Die meisten Attacken auf Benutzerkonten wären nicht möglich gewesen, wenn die Benutzer die Bestätigung in zwei Schritten aktiviert hätten. Diese kleine, aber effektive, Einstellung sorgt dafür, dass Euer Telefon zu einem zusätzlichen Safe wird. Jedes Mal, wenn ein fremder Computer Zutritt zum Konto begehrt, wird ein Sicherheitscode auf das Telefon geschickt. Nur nach der Eingabe des Codes ist der Zugang möglich. Ihr seid daher nicht sofort geliefert, wenn jemand Euren geheimen Zettel mit den Computer-Passwörtern findet.

8. Ändert die Standard Sichtbarkeit Eurer Facebook-Beiträge auf „nur Freunde“ 

Auch wenn es nach der ewigen „Facebook ist böse und klaut Eure Daten“ Berichterstattung eigentlich unvorstellbar erscheint; da draussen sind immer noch unzählige Benutzer unterwegs, die unbewusst Ihre Statusmeldungen mit der Öffentlichkeit teilen. Ändert die Einstellung am besten sofort, indem Ihr hier klickt und die einzelnen Punkte abarbeitet.

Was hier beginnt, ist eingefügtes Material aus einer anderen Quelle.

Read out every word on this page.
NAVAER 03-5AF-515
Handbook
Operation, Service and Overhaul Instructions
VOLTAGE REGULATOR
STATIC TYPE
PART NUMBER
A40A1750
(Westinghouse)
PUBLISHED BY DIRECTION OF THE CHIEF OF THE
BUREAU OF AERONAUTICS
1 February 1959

9. Löscht den Verlauf des Browsers regelmässig

Das sorgt nicht nur für weniger Müll auf dem Rechner, sondern Ihr könnt dadurch beim Surfen auch weniger überwacht werden. Und wenn es nur dazu dient, dass der Partner oder die Eltern nicht nachvollziehen können, wo Ihr überall gewesen seid.

10. Schaltet Euer Gehirn im online nicht komplett ab 

Wenn alle Benutzer mit einer gesunden Skepsis durchs Netz surfen würden, wären die meisten Online Attacken so nicht möglich gewesen. Im Internet gibt es, genauso wie in sämtlichen anderen Bereichen unseres Lebens, Leute, die es nicht gut mit uns meinen. Wenn Euch also jemand nach Eurer PIN-Nummer, dem Passwort, der Adresse oder einem Nacktbild fragt, stellt Euch einfach kurz mal die Frage, ob Ihr die Daten auch im direkten Kontakt rausgeben würdet. Wenn Ihr Euch diesbezüglich unsicher seid, lasst es einfach. Denn auch wenn Ihr schon tagelang mit Katzenfreund1982 gechattet habt, bedeutet dies nicht, dass er Eure Bank-Geheimzahl wissen muss oder eine Nacktaufnahme von Euch benötigt.

So, das waren jetzt erstmal 10 Tipps für einen sicheren Umgang mit dem Internet. Ich hoffe Ihr könnt damit etwas anfangen. Falls Ihr noch mehr Tipps zum Thema oder Anmerkungen habt, packt sie mir einfach in die Kommentare.